If you want to learn methods for generating test datasets, there are several ready-made tools for the job – I’ve had success using Faker. The metadata of your test dataset needs to resemble production data, and you’ll also want to generate a reasonable amount of data. For instance, if the process you’re testing typically handles gigabytes of data, create a test dataset of approximately that size. Faker can rapidly generate the data, and storage is affordable, but having a comparable dataset is crucial.

3.

Kick off your test job. When it’s complete, go to the Workloads section of LHO. You can scroll to your test job or search for it by Job Name or ID.

We’ve run this job several times in this case, but the process is always the same. Click on your job and then select the incidents icon. Scroll down the page until you see a section like the following. This section details incidents of your most recent run.

This list details how your code runs on the current cluster. In this case, the driver and workers are over-provisioned. They have more CPU and Memory than they need to perform the work. We could reduce the VM type and number of workers to one with fewer resources. This would mitigate unutilized resources and, thus, lower your Databricks costs.

Click the recommendations button at the top of the incident details to view a list of recommendations for changes.

Reset your dev environment so that it will perform the same workload as before.  Then, adjust your cluster configuration and re-run the test. When it’s complete, review the incidents and the new run time.  If there are new incidents and the run time is still acceptable, reset the environment and re-run the test. After 2-3 iterations of this review, you’ll have a good idea of the cluster size and configuration that you’ll need to minimize wasteful spending and align your run times with your service level agreements.

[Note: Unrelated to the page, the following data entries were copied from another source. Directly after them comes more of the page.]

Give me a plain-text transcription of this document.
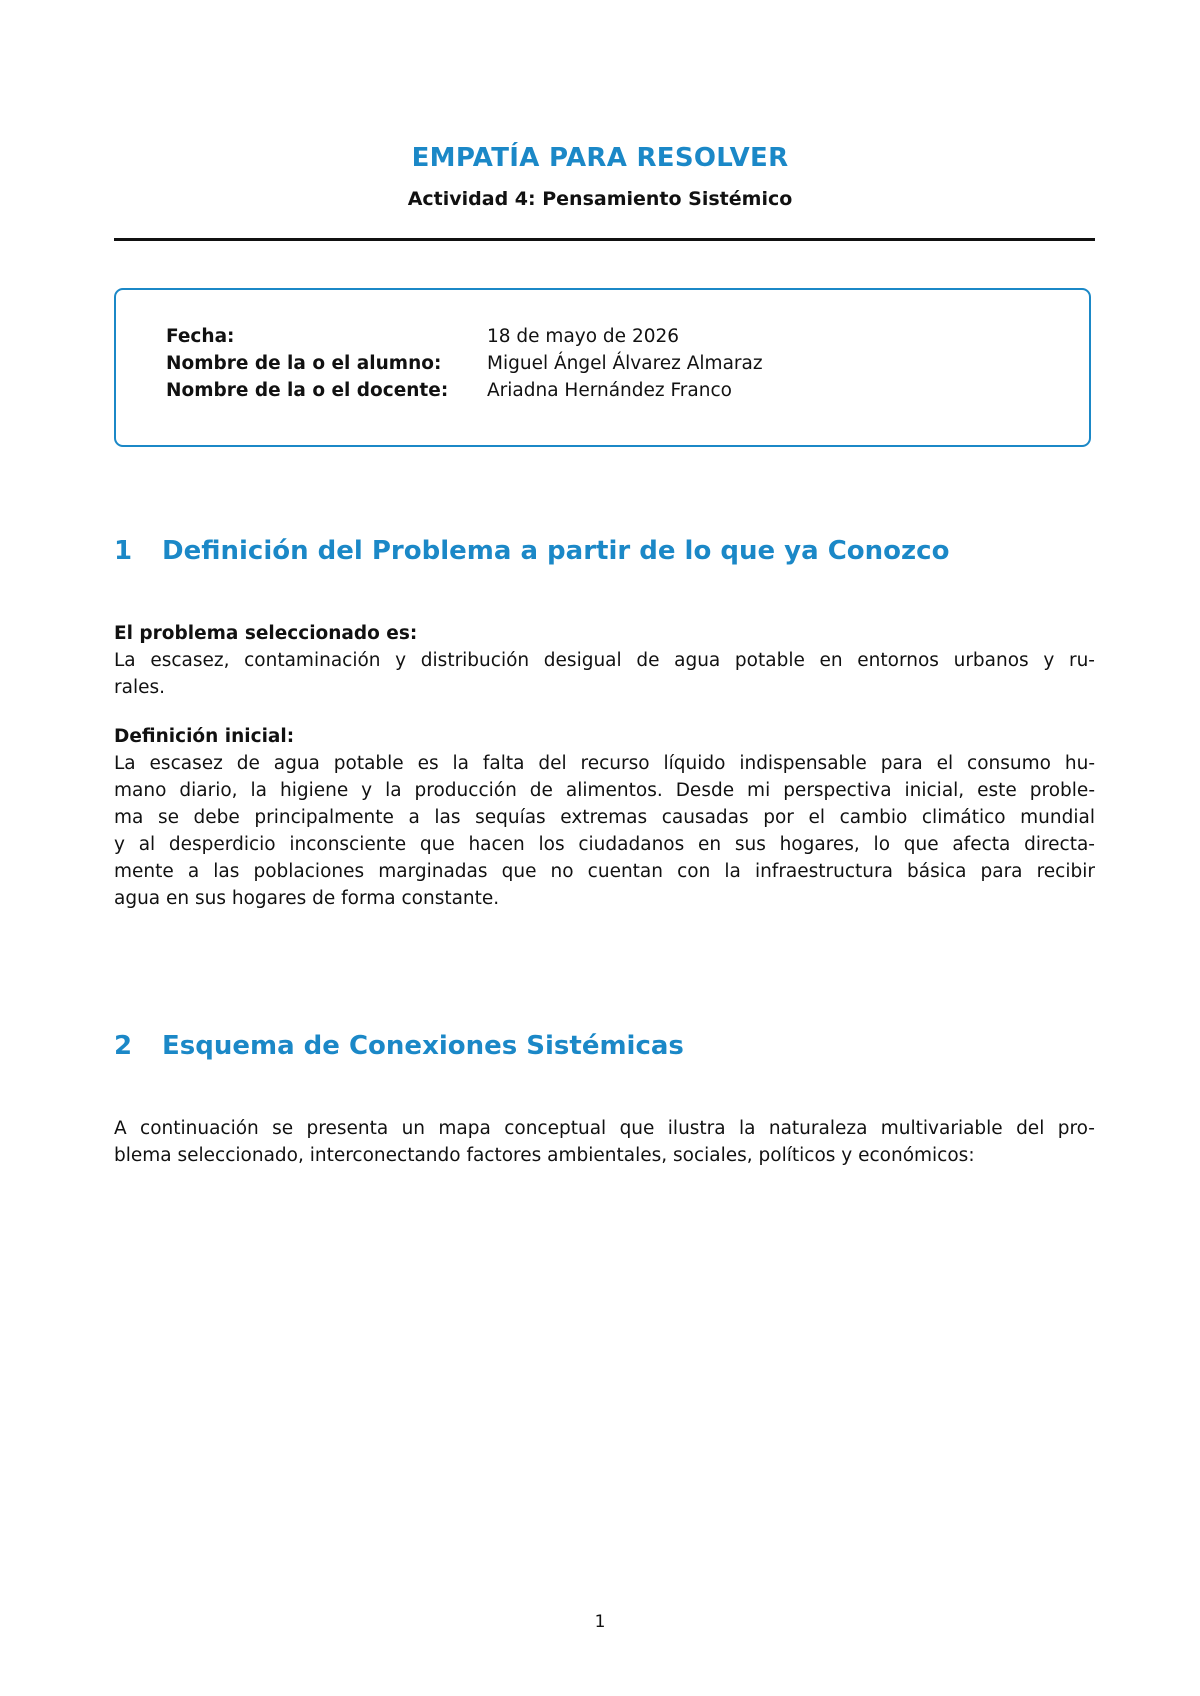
EMPATÍA PARA RESOLVER
Actividad 4: Pensamiento Sistémico
Fecha:	18 de mayo de 2026
Nombre de la o el alumno: Miguel Ángel Álvarez Almaraz
Nombre de la o el docente: Ariadna Hernández Franco
1 Definición del Problema a partir de lo que ya Conozco
El problema seleccionado es:
La escasez, contaminación y distribución desigual de agua potable en entornos urbanos y ru-
rales.
Definición inicial:
La escasez de agua potable es la falta del recurso líquido indispensable para el consumo hu-
mano diario, la higiene y la producción de alimentos. Desde mi perspectiva inicial, este proble-
ma se debe principalmente a las sequías extremas causadas por el cambio climático mundial
y al desperdicio inconsciente que hacen los ciudadanos en sus hogares, lo que afecta directa-
mente a las poblaciones marginadas que no cuentan con la infraestructura básica para recibir
agua en sus hogares de forma constante.
2 Esquema de Conexiones Sistémicas
A continuación se presenta un mapa conceptual que ilustra la naturaleza multivariable del pro-
blema seleccionado, interconectando factores ambientales, sociales, políticos y económicos:
1
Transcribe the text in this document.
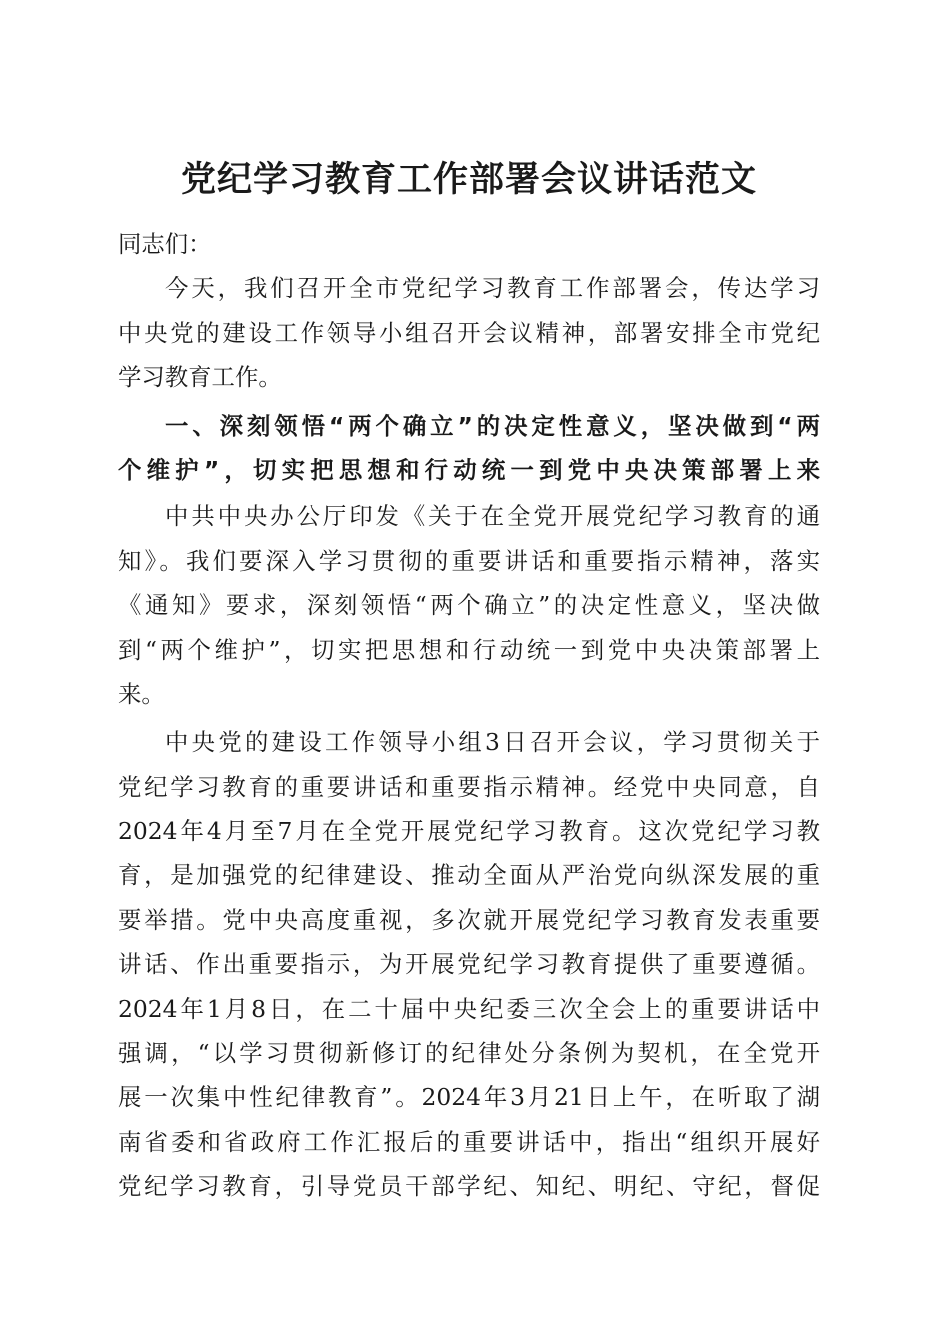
党纪学习教育工作部署会议讲话范文
同志们：
今天，我们召开全市党纪学习教育工作部署会，传达学习
中央党的建设工作领导小组召开会议精神，部署安排全市党纪
学习教育工作。
一、深刻领悟“两个确立”的决定性意义，坚决做到“两
个维护”，切实把思想和行动统一到党中央决策部署上来
中共中央办公厅印发《关于在全党开展党纪学习教育的通
知》。我们要深入学习贯彻的重要讲话和重要指示精神，落实
《通知》要求，深刻领悟“两个确立”的决定性意义，坚决做
到“两个维护”，切实把思想和行动统一到党中央决策部署上
来。
中央党的建设工作领导小组3日召开会议，学习贯彻关于
党纪学习教育的重要讲话和重要指示精神。经党中央同意，自
2024年4月至7月在全党开展党纪学习教育。这次党纪学习教
育，是加强党的纪律建设、推动全面从严治党向纵深发展的重
要举措。党中央高度重视，多次就开展党纪学习教育发表重要
讲话、作出重要指示，为开展党纪学习教育提供了重要遵循。
2024年1月8日，在二十届中央纪委三次全会上的重要讲话中
强调，“以学习贯彻新修订的纪律处分条例为契机，在全党开
展一次集中性纪律教育”。2024年3月21日上午，在听取了湖
南省委和省政府工作汇报后的重要讲话中，指出“组织开展好
党纪学习教育，引导党员干部学纪、知纪、明纪、守纪，督促
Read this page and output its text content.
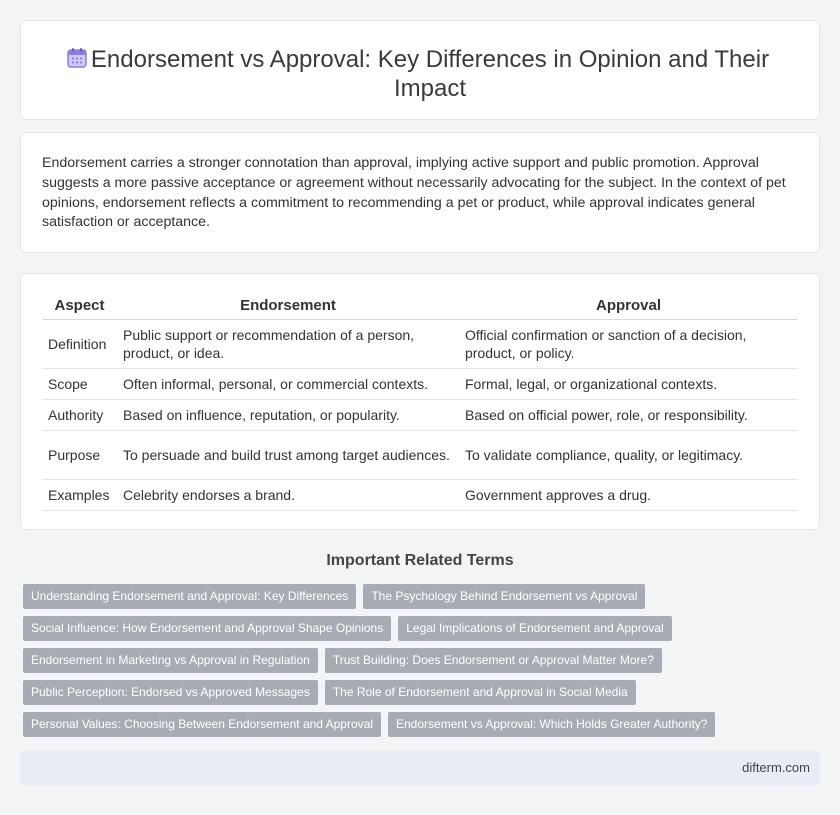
Endorsement vs Approval: Key Differences in Opinion and Their Impact

Endorsement carries a stronger connotation than approval, implying active support and public promotion. Approval suggests a more passive acceptance or agreement without necessarily advocating for the subject. In the context of pet opinions, endorsement reflects a commitment to recommending a pet or product, while approval indicates general satisfaction or acceptance.

Aspect	Endorsement	Approval
Definition	Public support or recommendation of a person, product, or idea.	Official confirmation or sanction of a decision, product, or policy.
Scope	Often informal, personal, or commercial contexts.	Formal, legal, or organizational contexts.
Authority	Based on influence, reputation, or popularity.	Based on official power, role, or responsibility.
Purpose	To persuade and build trust among target audiences.	To validate compliance, quality, or legitimacy.
Examples	Celebrity endorses a brand.	Government approves a drug.
Important Related Terms
Understanding Endorsement and Approval: Key Differences	The Psychology Behind Endorsement vs Approval
Social Influence: How Endorsement and Approval Shape Opinions	Legal Implications of Endorsement and Approval
Endorsement in Marketing vs Approval in Regulation	Trust Building: Does Endorsement or Approval Matter More?
Public Perception: Endorsed vs Approved Messages	The Role of Endorsement and Approval in Social Media
Personal Values: Choosing Between Endorsement and Approval	Endorsement vs Approval: Which Holds Greater Authority?
difterm.com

Once you’re happy with the optimization, you’re ready for that pull request.

4.

Finally, once the job is deployed to prod, you’ll want to revisit it. For the first few sprints after deployment, I check the job once a sprint to ensure my optimizations are working as intended. I’ll go back to the job details in LHO, but this time, I’ll click on the trend button.

Post-Deployment Review and Cost Optimization

I’ll review the findings here to see how things have run since deployment. One of the first things I’ll look for is failed executions.

I’ll investigate the details of these failures to determine why they failed. If I can programmatically detect and handle these errors, I’ll improve the code to handle them more gracefully and end the process as soon as possible, minimizing the cost of these failed runs. This will reduce wasteful spending.

Next, I compare the estimated total cost trend against the other charts, like data in, data out, and data processed.

If there is no correlation between data volumes and cost, I’ll want to investigate and understand why. I expect costs to increase when data in, out, or processed increases because data volumes increase over time. If the costs increase without data volume growth, I worry that the code has a flaw. When that happens, I dig deeper into the algorithms implemented in the code andI’ll find a more efficient way to solve the same problem.

Finally, I look at incidents and recommendations again. If there are new recommendations, I’ll consider them. I’ll also make changes to my test data to make it representative of the current state of my data. More data takes longer to process, which can also change how I optimize the cluster for the given job.

While these are extra development steps, this small effort can reduce costs, run times, or both—and it pays for itself quickly!

This is just the beginning of using LHO to optimize your data processing code. In future installments, I look forward to digging into orchestration problems, optimizing incremental data processing, and other common scenarios you can optimize using Blueprint’s data optimization tool!